The current information gap poses high risks for the billions of dollars in assets traded each day, the authors said, and such a disclosure program would convey to investors better information about climate change impacts and make financial markets more efficient overall.
Paul Griffin, an accounting professor at the University of California, Davis, Graduate School of Management, and Amy Jaffe, an energy and sustainability expert with the Council on Foreign Relations, make their case in an article published in August in the Journal of Energy & Natural Resources Law.
“We want markets developed that enable people to optimally decide how much risk they want and to have someone who is going to decide how much that should cost — and that should be a fair bargain,” said Griffin.

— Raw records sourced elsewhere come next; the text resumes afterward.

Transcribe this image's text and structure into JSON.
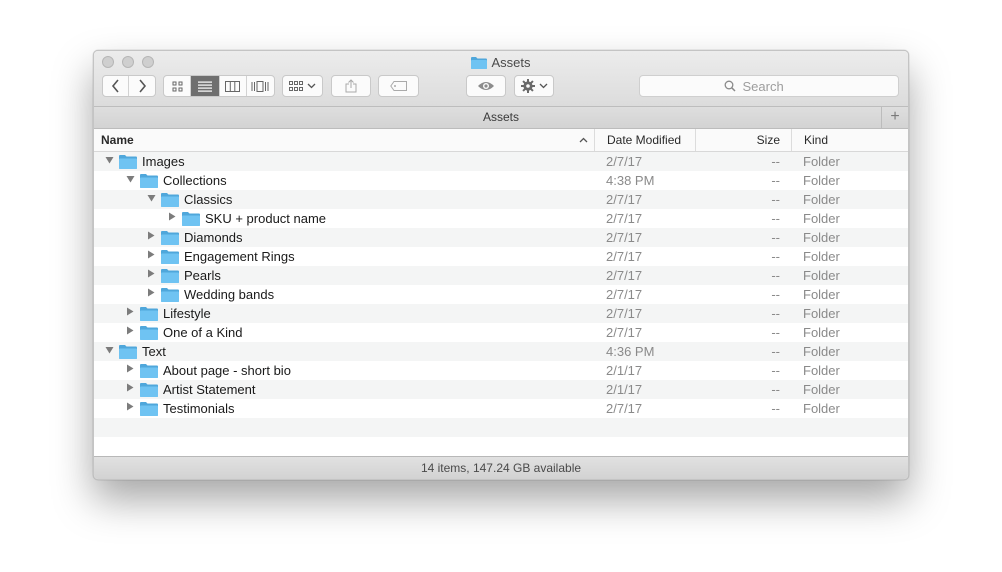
{
  "window": {
    "title": "Assets",
    "path_tab": "Assets",
    "plus_label": "+",
    "status": "14 items, 147.24 GB available"
  },
  "toolbar": {
    "search_placeholder": "Search"
  },
  "columns": {
    "name": "Name",
    "date": "Date Modified",
    "size": "Size",
    "kind": "Kind"
  },
  "colors": {
    "folder": "#6fc3f2",
    "folder_tab": "#4fa7db"
  },
  "rows": [
    {
      "name": "Images",
      "date": "2/7/17",
      "size": "--",
      "kind": "Folder",
      "level": 0,
      "expanded": true
    },
    {
      "name": "Collections",
      "date": "4:38 PM",
      "size": "--",
      "kind": "Folder",
      "level": 1,
      "expanded": true
    },
    {
      "name": "Classics",
      "date": "2/7/17",
      "size": "--",
      "kind": "Folder",
      "level": 2,
      "expanded": true
    },
    {
      "name": "SKU + product name",
      "date": "2/7/17",
      "size": "--",
      "kind": "Folder",
      "level": 3,
      "expanded": false
    },
    {
      "name": "Diamonds",
      "date": "2/7/17",
      "size": "--",
      "kind": "Folder",
      "level": 2,
      "expanded": false
    },
    {
      "name": "Engagement Rings",
      "date": "2/7/17",
      "size": "--",
      "kind": "Folder",
      "level": 2,
      "expanded": false
    },
    {
      "name": "Pearls",
      "date": "2/7/17",
      "size": "--",
      "kind": "Folder",
      "level": 2,
      "expanded": false
    },
    {
      "name": "Wedding bands",
      "date": "2/7/17",
      "size": "--",
      "kind": "Folder",
      "level": 2,
      "expanded": false
    },
    {
      "name": "Lifestyle",
      "date": "2/7/17",
      "size": "--",
      "kind": "Folder",
      "level": 1,
      "expanded": false
    },
    {
      "name": "One of a Kind",
      "date": "2/7/17",
      "size": "--",
      "kind": "Folder",
      "level": 1,
      "expanded": false
    },
    {
      "name": "Text",
      "date": "4:36 PM",
      "size": "--",
      "kind": "Folder",
      "level": 0,
      "expanded": true
    },
    {
      "name": "About page - short bio",
      "date": "2/1/17",
      "size": "--",
      "kind": "Folder",
      "level": 1,
      "expanded": false
    },
    {
      "name": "Artist Statement",
      "date": "2/1/17",
      "size": "--",
      "kind": "Folder",
      "level": 1,
      "expanded": false
    },
    {
      "name": "Testimonials",
      "date": "2/7/17",
      "size": "--",
      "kind": "Folder",
      "level": 1,
      "expanded": false
    }
  ]
}
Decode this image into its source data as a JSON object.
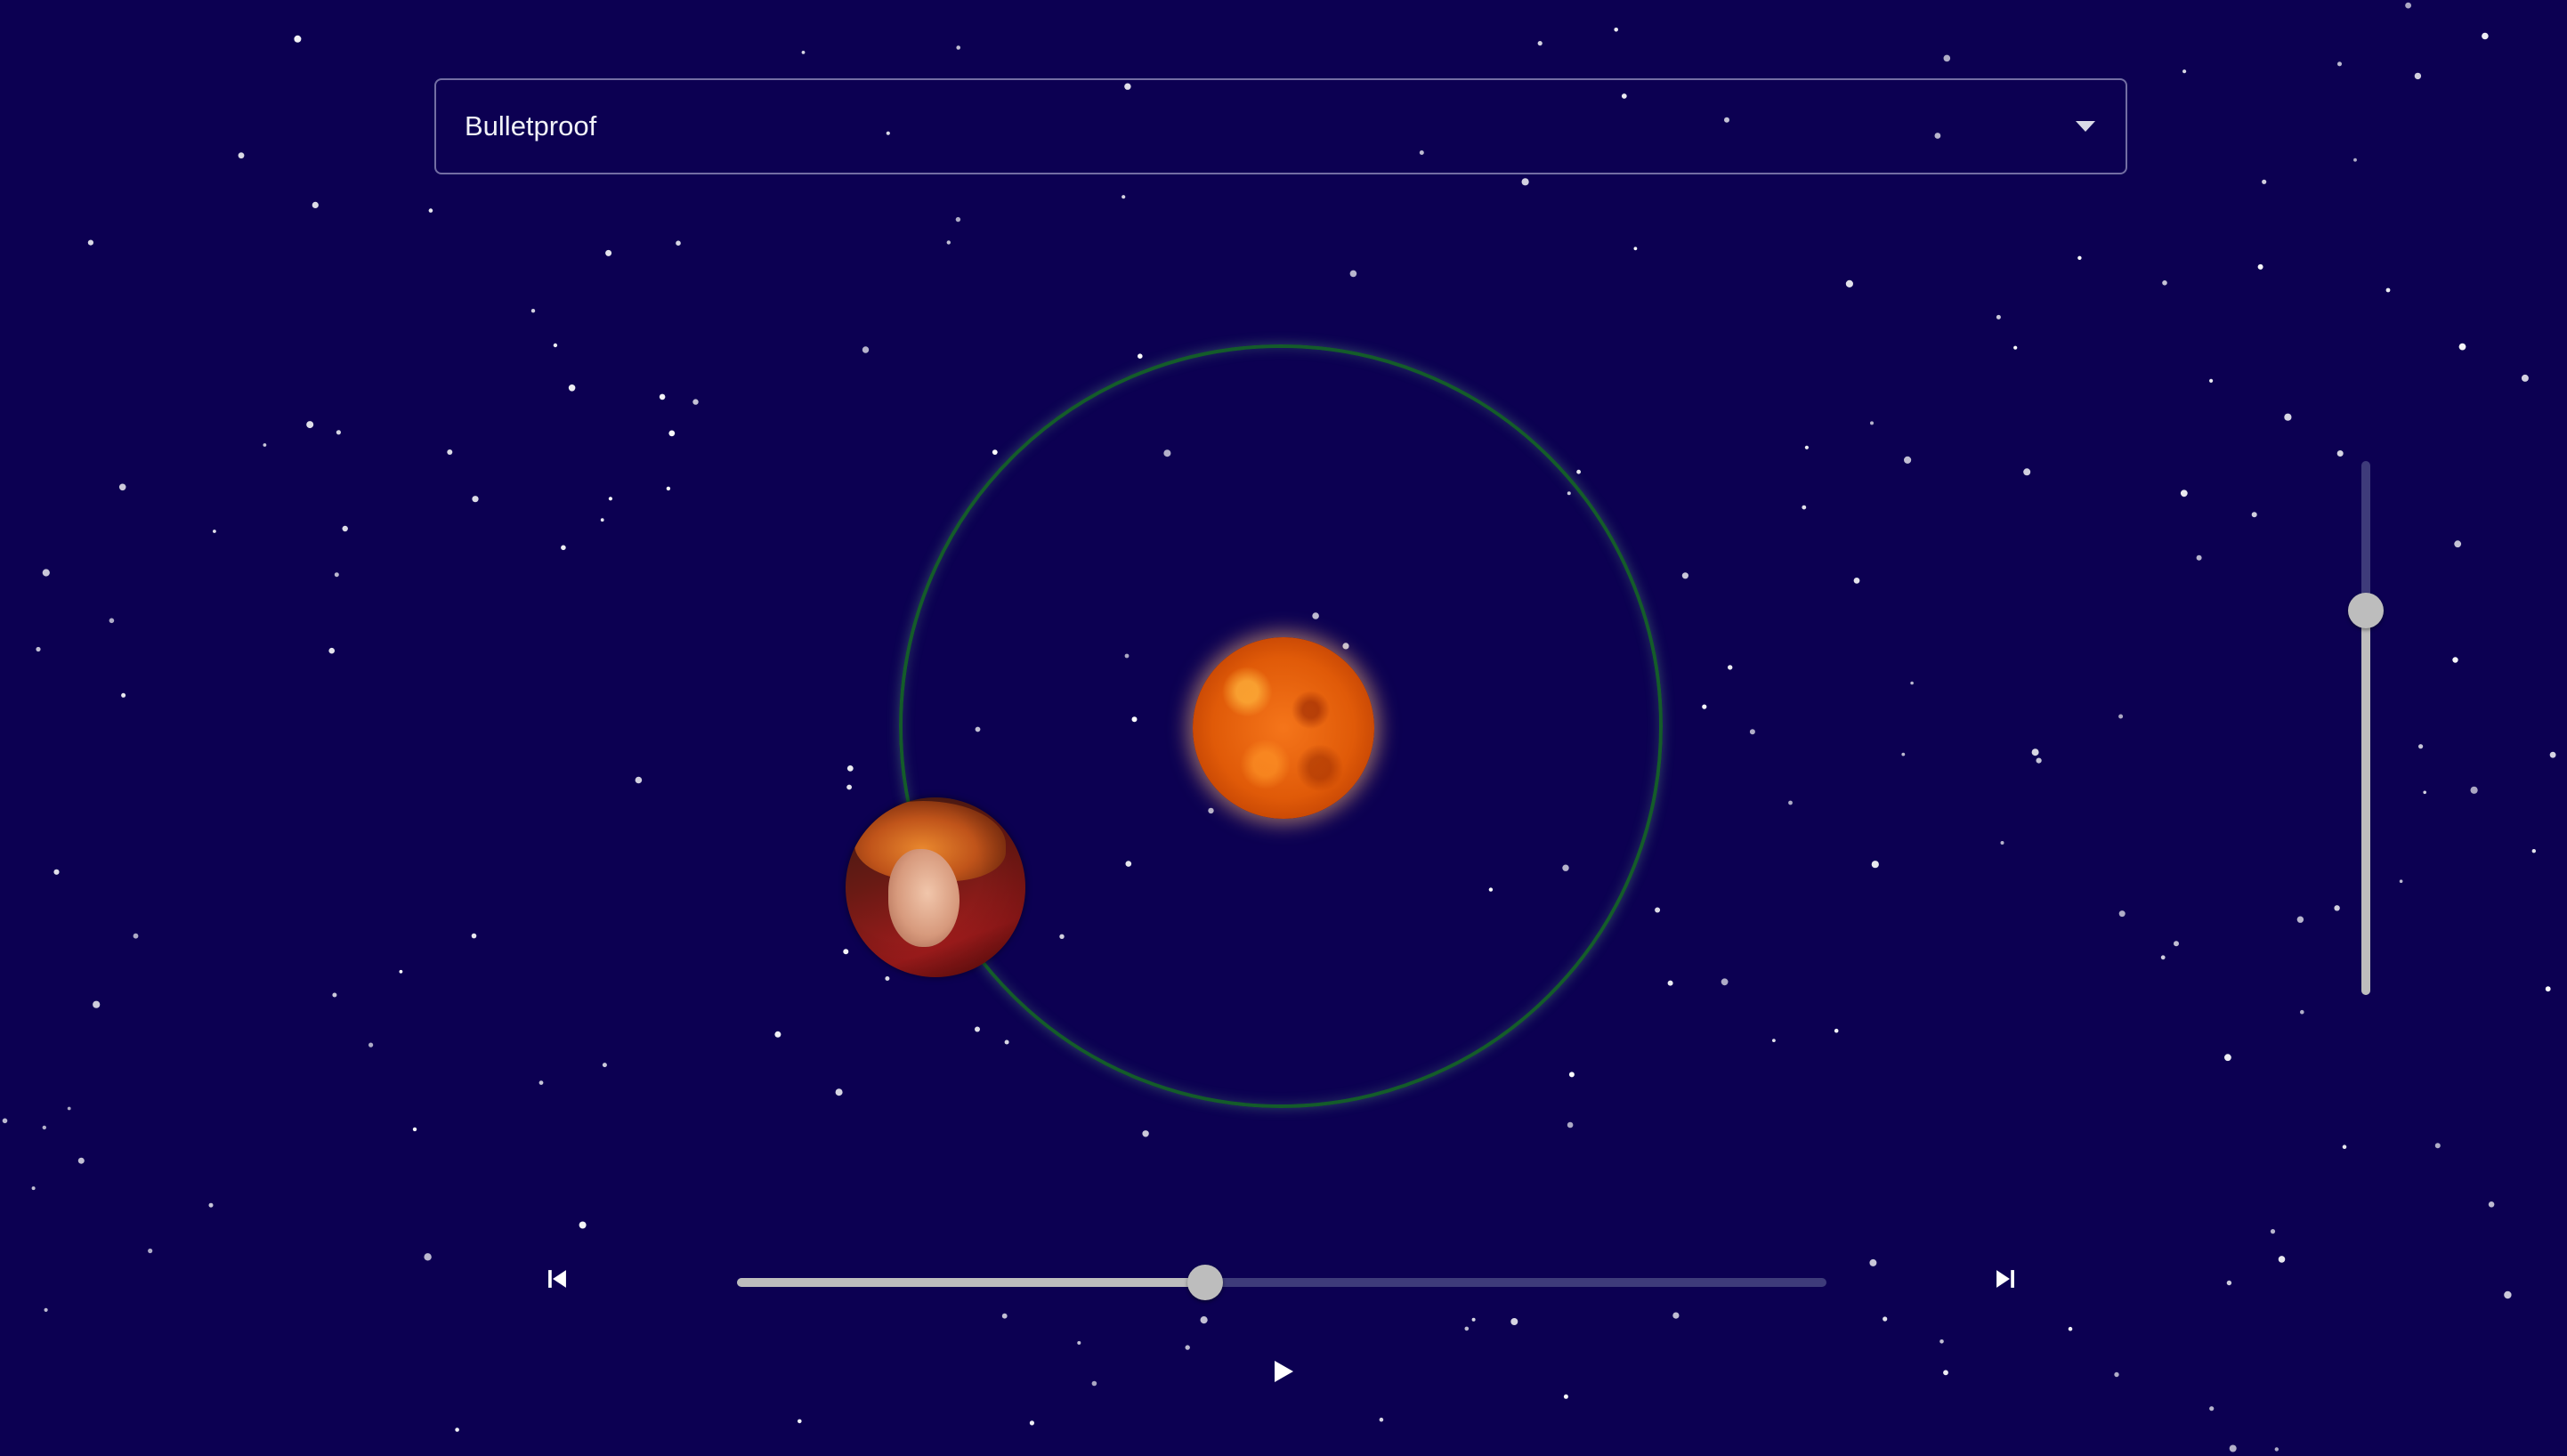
{
  "player": {
    "track_select": {
      "selected_value": "Bulletproof"
    },
    "progress_fraction": 0.43,
    "volume_fraction": 0.72,
    "controls": {
      "previous_icon": "skip-previous-icon",
      "next_icon": "skip-next-icon",
      "play_icon": "play-icon"
    }
  },
  "scene": {
    "background_color": "#0c0052",
    "orbit_color": "#145c2a",
    "sun_color": "#e05a08",
    "slider_color": "#bdbdbd",
    "slider_track_color": "#3e3b7a",
    "album_art": "album-cover-planet"
  }
}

As a model for a voluntary disclosure program, Griffin and Jaffe, formerly at UC Davis, looked to the sensitive foreign payments program that preceded the Foreign Corrupt Practices Act of 1977, with which Griffin was involved. By promising limited safe harbor from litigation to those who voluntarily stepped forward with potentially self-incriminating information, that program succeeded in increasing disclosure, the authors wrote.
The authors outline several steps the U.S. Securities and Exchange Commission should take to create a positive environment for climate risk disclosure:
- encourage voluntary over forced disclosure
- promise safe harbor from litigation for good faith disclosures
- weigh all the information available, rather than prescribing one-size-fits-all indicators
- recognize the costs to disclose and the benefits for firms
- lead with the biggest companies
- use the results of the test program to fashion a more permanent solution
The paper, “Are fossil fuel firms informing investors well enough about the risks of climate change?” draws on decades of research by Griffin into environmental disclosures by publicly traded energy companies.
The professor said he hopes the research will inform some of the major legal battles currently being waged against fossil fuel firms over climate risk disclosure and how they are retooling for the future.
Griffin and Jaffe said they recognize the immense challenge of balancing corporate confidentiality with the economic interests of stakeholders and public well-being.
“As illustrated by litigation involving ExxonMobil and the other energy majors,” they wrote, “the complex, uncertain and ambiguous nature of the relation between fossil fuel firms’ activities and climate risk makes this balancing a daunting exercise.”
The disclosure program is a starting point. “A strong public policy debate is also needed,” the authors wrote, “so as not to disrupt society’s ongoing access to needed fuel as the energy transition transpires.”